Crossing Cultural Boundaries in East Asia and Beyond explores the personal complexities and ambiguities, and the successes and failures, of crossing borders and boundaries. While the focus is on East Asia, it universalizes cultural anxieties with comparative cases in Russia and the United States. The authors primarily engage the individual experiences of border-crossing, rather than more typically those of political or social groups located at territorial boundaries. Drawing on those individual experiences, this volume presents an array of attempts to negotiate the discomforts of crossing personal borders, and attends to the intimate experiences of border crossers, whether they are traveling to an unfamiliar cultural location or encountering the “other” in local settings such as the classroom or the coffee shop.
Reiko Maekawa, PhD (1985), Case Western Reserve University, is Professor Emeritus of International Studies at Kyoto University, Japan. She has published monographs and many articles on American culture and Japanese-American cultural exchanges, including “The Allied Occupation, the Cold War, and American Philanthropy: The Rockefeller Foundation in Postwar Japan” in
Philanthropy and Cultural Context: Western Philanthropy in South, East and Southeast Asia in the 20th Century, edited by Soma Hewa and Philo Hove (University Press of America, 1997).
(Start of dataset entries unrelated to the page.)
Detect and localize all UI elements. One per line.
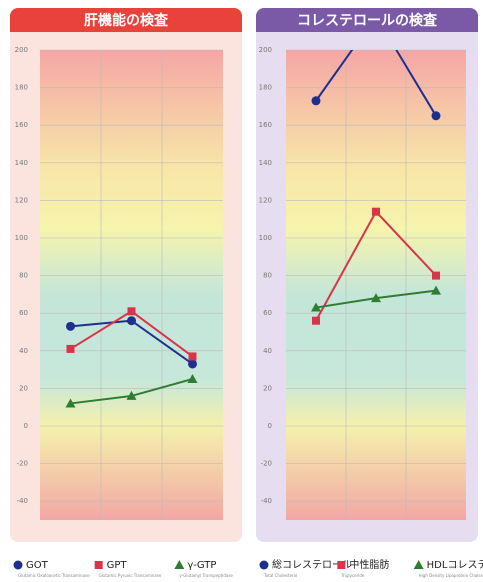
y-tick-label: 100: [15, 234, 28, 242]
marker: [126, 390, 137, 400]
panel-header: [10, 20, 242, 32]
marker: [127, 316, 136, 326]
marker: [432, 271, 440, 280]
marker: [13, 560, 23, 570]
chart-title: 肝機能の検査: [84, 12, 169, 29]
plot-background: [40, 50, 223, 520]
y-tick-label: 60: [19, 309, 28, 317]
y-tick-label: -20: [261, 460, 272, 468]
marker: [311, 302, 321, 312]
plot: [65, 307, 198, 408]
legend-description: Total Cholesterol: [263, 573, 297, 578]
marker: [259, 560, 269, 570]
marker: [187, 374, 198, 383]
marker: [94, 561, 103, 569]
marker: [431, 285, 441, 295]
y-tick-label: 20: [263, 384, 272, 392]
marker: [127, 307, 136, 316]
chart-title: コレステロールの検査: [297, 12, 438, 29]
y-tick-label: -20: [17, 460, 28, 468]
y-tick-label: 140: [15, 159, 28, 167]
marker: [413, 560, 424, 569]
legend-label: γ-GTP: [187, 560, 216, 571]
marker: [372, 207, 380, 216]
legend-label: 中性脂肪: [349, 558, 389, 571]
legend-label: HDLコレステロール: [427, 560, 483, 571]
y-tick-label: -40: [261, 497, 272, 505]
legend-description: Triglyceride: [340, 573, 365, 578]
marker: [65, 398, 76, 408]
legend-label: 総コレステロール: [272, 558, 352, 571]
marker: [188, 359, 197, 369]
y-tick-label: 40: [19, 347, 28, 355]
marker: [311, 96, 321, 106]
marker: [371, 293, 381, 303]
y-tick-label: 200: [15, 46, 28, 54]
y-tick-label: 180: [15, 84, 28, 92]
marker: [66, 344, 75, 353]
marker: [188, 352, 197, 361]
y-tick-label: 80: [19, 272, 28, 280]
series-line: [315, 50, 437, 117]
y-tick-label: 100: [259, 234, 272, 242]
y-tick-label: 160: [259, 121, 272, 129]
marker: [174, 560, 185, 569]
marker: [337, 561, 346, 569]
y-tick-label: 180: [259, 84, 272, 92]
y-tick-label: 0: [24, 422, 28, 430]
y-tick-label: 20: [19, 384, 28, 392]
legend-description: Glutamic Oxaloacetic Transaminase: [18, 573, 90, 578]
y-tick-label: 200: [259, 46, 272, 54]
plot: [311, 50, 441, 325]
y-tick-label: 40: [263, 347, 272, 355]
y-tick-label: 0: [268, 422, 272, 430]
legend-description: γ-Glutamyl Transpeptidase: [179, 573, 233, 578]
y-tick-label: -40: [17, 497, 28, 505]
plot-background: [286, 50, 466, 520]
legend-label: GPT: [107, 560, 128, 571]
legend-label: GOT: [26, 560, 49, 571]
y-tick-label: 120: [15, 196, 28, 204]
legend-description: Glutamic Pyruvic Transaminase: [99, 573, 162, 578]
marker: [431, 111, 441, 121]
y-tick-label: 80: [263, 272, 272, 280]
y-tick-label: 160: [15, 121, 28, 129]
marker: [66, 321, 75, 331]
marker: [312, 316, 320, 325]
y-tick-label: 60: [263, 309, 272, 317]
y-tick-label: 140: [259, 159, 272, 167]
legend-description: High Density Lipoprotein Cholesterol: [419, 573, 483, 578]
panel-header: [256, 20, 478, 32]
y-tick-label: 120: [259, 196, 272, 204]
Darwin H. Stapleton, PhD (1975), University of Delaware, is Executive Director Emeritus of the Rockefeller Archive Center. He taught at Case Western Reserve University and the University of Massachusetts Boston, and was Associate Editor of the Papers of Benjamin Henry Latrobe. He has published widely as an historian of the international transfer of technology, science and medicine, and as an historian of philanthropy and education.
Roberta Wollons, Ph.D. 1983, University of Chicago. Professor of History at the University of Massachusetts Boston. Editor of
Kindergartens and Cultures: the global diffusion of an idea (2000), author of “Writing Home to the American Board of Commissioners for Foreign Missions: Missionary Women Abroad Narrate their Precarious Worlds, 1869-1915,” in Christine Meyer, ed.,
Gender, Power Relations and Education in a Transnational World, Palgrave Press, 2020, and author of numerous articles and chapters on American women missionary educators in Japan, India, and Ottoman Turkey.
This volume will be of interest to scholars in the fields of border studies, East Asian studies, migration studies and cross-cultural studies. We believe that it will be adaptable to classroom use.